Gericht: Oberlandesgericht Hamm
Beschluss verkündet am 01.07.2004
Aktenzeichen: 3 Ss OWi 327/04
Rechtsgebiete: BKatV


Vorschriften:

BKatV § 4
Für ein Absehen von der Verhängung eines Fahrverbotes aus beruflichen Gründen ist es nicht ausreichend, wenn der Betroffene lediglich die Befürchtung hat, dass er im Falle einer Vollstreckung des Fahrverbotes seinen Arbeitsplatz verlieren könne.
Beschluss

Bußgeldsache

gegen K.P.

wegen Verkehrsordnungswidrigkeit.

Auf die Rechtsbeschwerde der Staatsanwaltschaft Essen gegen das Urteil des Amtsgerichts Bottrop vom 10. März 2004 hat der 3. Senat für Bußgeldsachen des Oberlandesgerichts Hamm am 01. 07. 2004 durch den Vorsitzenden Richter am Oberlandesgericht, die Richterin am Oberlandesgericht und die Richterin am Oberlandesgericht nach Anhörung der Generalstaatsanwaltschaft und des Betroffenen bzw. dessen Verteidigers beschlossen:

Tenor:

Das angefochtene Urteil wird im Rechtsfolgenausspruch mit den getroffenen Feststellungen aufgehoben.

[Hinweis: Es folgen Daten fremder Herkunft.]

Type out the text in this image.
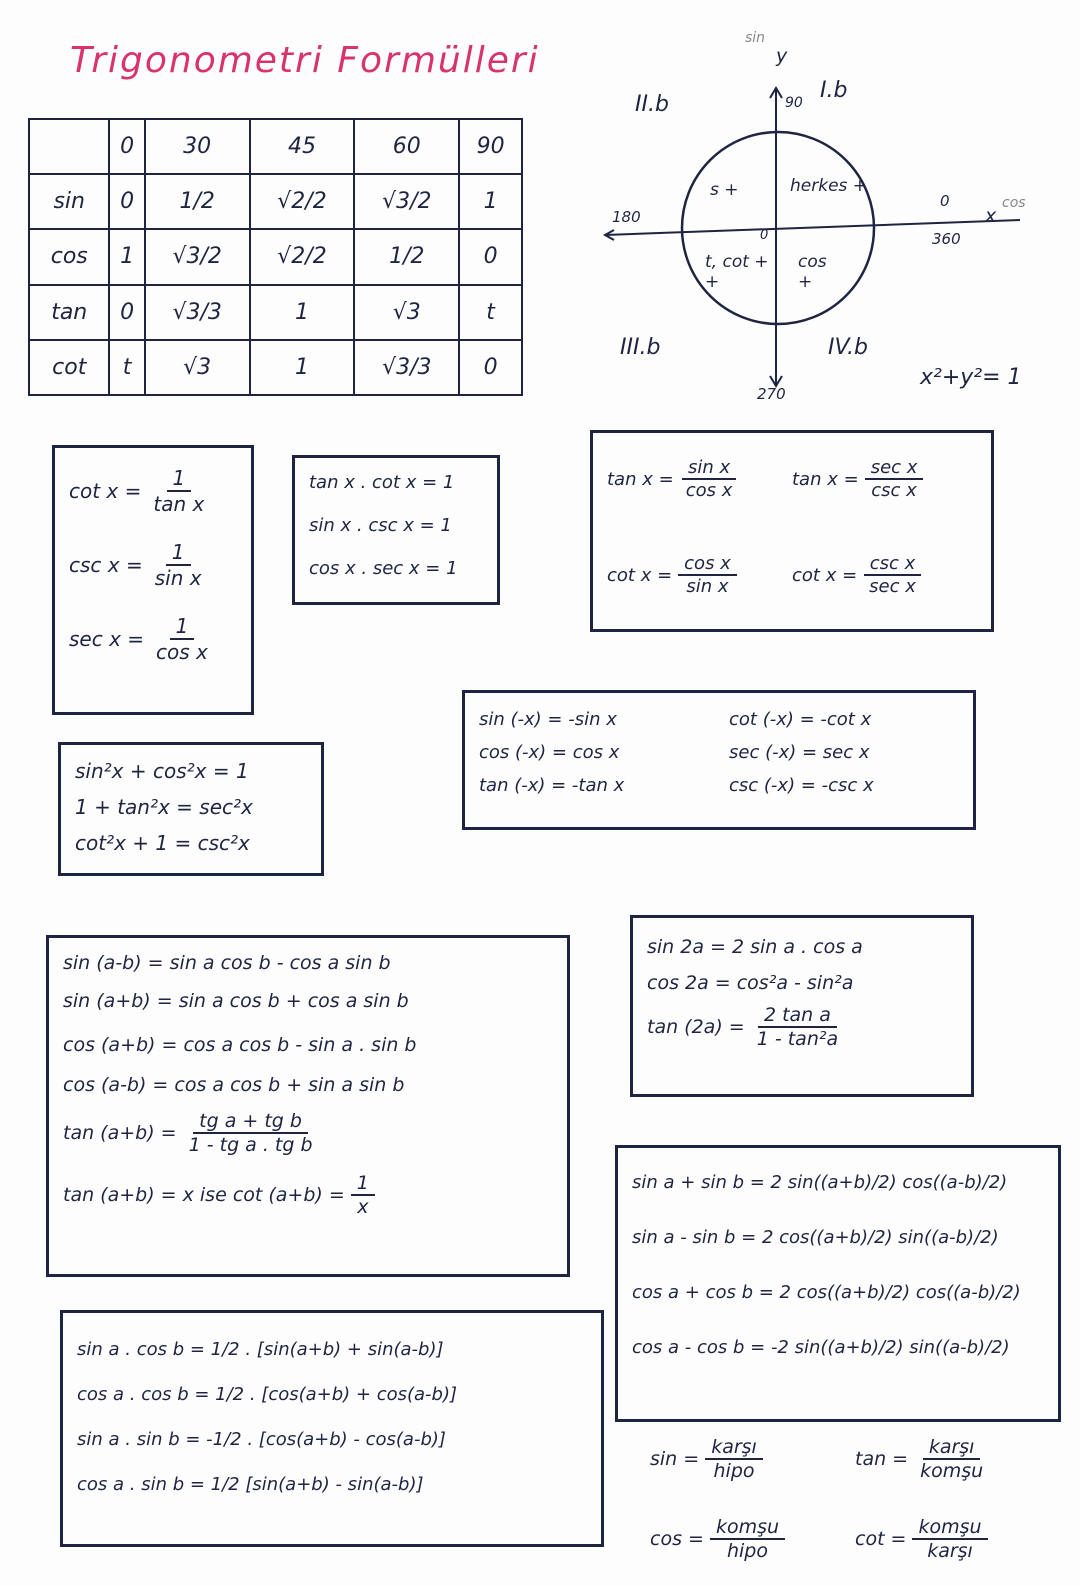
Trigonometri Formülleri
	0	30	45	60	90
sin	0	1/2	√2/2	√3/2	1
cos	1	√3/2	√2/2	1/2	0
tan	0	√3/3	1	√3	t
cot	t	√3	1	√3/3	0
sin
y
90 I.b
II.b
III.b	IV.b
180
0
360
x
cos
0
270
herkes +
s +
t, cot + +
cos +
x²+y²= 1
$\cot x = \frac{1}{\text{tan x}}$
$\csc x = \frac{1}{\text{sin x}}$
$\sec x = \frac{1}{\text{cos x}}$
tan x . cot x = 1
sin x . csc x = 1
cos x . sec x = 1
$\tan x = \frac{\text{sin x}}{\text{cos x}}$	$\tan x = \frac{\text{sec x}}{\text{csc x}}$
$\cot x = \frac{\text{cos x}}{\text{sin x}}$	$\cot x = \frac{\text{csc x}}{\text{sec x}}$
sin²x + cos²x = 1
1 + tan²x = sec²x
cot²x + 1 = csc²x
sin (-x) = -sin x	cot (-x) = -cot x
cos (-x) = cos x	sec (-x) = sec x
tan (-x) = -tan x	csc (-x) = -csc x
sin (a-b) = sin a cos b - cos a sin b
sin (a+b) = sin a cos b + cos a sin b
cos (a+b) = cos a cos b - sin a . sin b
cos (a-b) = cos a cos b + sin a sin b
$\tan (a+b) = \frac{\text{tg a + tg b}}{\text{1 - tg a . tg b}}$
tan (a+b) = x ise $\cot (a+b) = \frac{1}{x}$
sin 2a = 2 sin a . cos a
cos 2a = cos²a - sin²a
$\tan (2a) = \frac{\text{2 tan a}}{\text{1 - tan²a}}$
sin a + sin b = 2 sin((a+b)/2) cos((a-b)/2)
sin a - sin b = 2 cos((a+b)/2) sin((a-b)/2)
cos a + cos b = 2 cos((a+b)/2) cos((a-b)/2)
cos a - cos b = -2 sin((a+b)/2) sin((a-b)/2)
sin a . cos b = 1/2 . [sin(a+b) + sin(a-b)]
cos a . cos b = 1/2 . [cos(a+b) + cos(a-b)]
sin a . sin b = -1/2 . [cos(a+b) - cos(a-b)]
cos a . sin b = 1/2 [sin(a+b) - sin(a-b)]
$\sin = \frac{\text{karşı}}{\text{hipo}}$	$\tan = \frac{\text{karşı}}{\text{komşu}}$
$\cos = \frac{\text{komşu}}{\text{hipo}}$	$\cot = \frac{\text{komşu}}{\text{karşı}}$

Im Umfang der Aufhebung wird die Sache zur erneuten Verhandlung und Entscheidung, auch über die Kosten der Rechtsbeschwerde, an das Amtsgericht Bottrop zurückverwiesen.

Gründe:

I.

Das Amtsgericht Bottrop hat durch Urteil vom 10. März 2004 gegen den Betroffenen wegen Überschreitens der zulässigen Höchstgeschwindigkeit um 47 km/h außerhalb geschlossener Ortschaft - fahrlässige Verkehrsordnungswidrigkeit gemäß § 24 StVG in Verbindung mit den §§ 3, 41, 49 StVO - eine Geldbuße in Höhe von 200,- € festgesetzt.

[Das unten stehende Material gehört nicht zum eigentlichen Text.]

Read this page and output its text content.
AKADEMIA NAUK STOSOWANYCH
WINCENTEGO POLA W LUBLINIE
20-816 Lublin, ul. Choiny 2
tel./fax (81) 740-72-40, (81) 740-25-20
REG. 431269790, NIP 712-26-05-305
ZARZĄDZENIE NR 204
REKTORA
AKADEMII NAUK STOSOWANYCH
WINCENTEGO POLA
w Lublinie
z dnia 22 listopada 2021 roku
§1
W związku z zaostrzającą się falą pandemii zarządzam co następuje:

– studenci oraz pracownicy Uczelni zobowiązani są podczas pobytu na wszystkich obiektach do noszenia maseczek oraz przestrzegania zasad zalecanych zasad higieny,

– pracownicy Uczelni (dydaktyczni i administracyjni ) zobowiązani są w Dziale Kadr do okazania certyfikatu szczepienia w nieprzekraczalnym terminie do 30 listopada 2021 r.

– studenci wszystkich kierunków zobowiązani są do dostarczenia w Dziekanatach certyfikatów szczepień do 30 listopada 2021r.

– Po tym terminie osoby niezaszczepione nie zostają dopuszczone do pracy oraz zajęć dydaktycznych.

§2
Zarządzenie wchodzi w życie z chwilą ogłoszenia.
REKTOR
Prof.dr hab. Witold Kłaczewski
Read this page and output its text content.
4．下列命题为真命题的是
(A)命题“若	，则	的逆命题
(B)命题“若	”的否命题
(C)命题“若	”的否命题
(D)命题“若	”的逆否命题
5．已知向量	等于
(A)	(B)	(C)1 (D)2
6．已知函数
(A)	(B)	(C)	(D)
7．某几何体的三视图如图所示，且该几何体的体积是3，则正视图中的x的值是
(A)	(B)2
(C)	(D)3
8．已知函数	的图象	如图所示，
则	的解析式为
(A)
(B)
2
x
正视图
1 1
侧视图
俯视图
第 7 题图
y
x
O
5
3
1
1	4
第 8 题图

Nach den Feststellungen des Amtsgerichts ist der Betroffene beruflich als Feinmechaniker tätig und lebt in geregelten Einkommensverhältnissen. Das Verkehrszentralregister weist keine Eintragung des Betroffenen auf.

Der Betroffene befuhr am 28.07.2003 gegen 13.58 Uhr mit dem von ihm geführten PKW BMW die außerhalb geschlossener Ortschaft verlaufende Dinslakener Straße, auf der normalerweise die zulässige Höchstgeschwindigkeit auf 70 km/h begrenzt ist, in Fahrtrichtung Osten. Auf dem Streckenabschnitt zwischen der Flugplatzstraße und dem Alten Postweg überschritt der Betroffene die in diesem Bereich wegen Straßenschäden durch das Verkehrszeichen 274 auf 50 km/h festgesetzte Höchstgeschwindigkeit um 47 km/h. Die Geschwindigkeitsmessung erfolgte mit Hilfe des Police-Pilot-Systems durch Nachfahren.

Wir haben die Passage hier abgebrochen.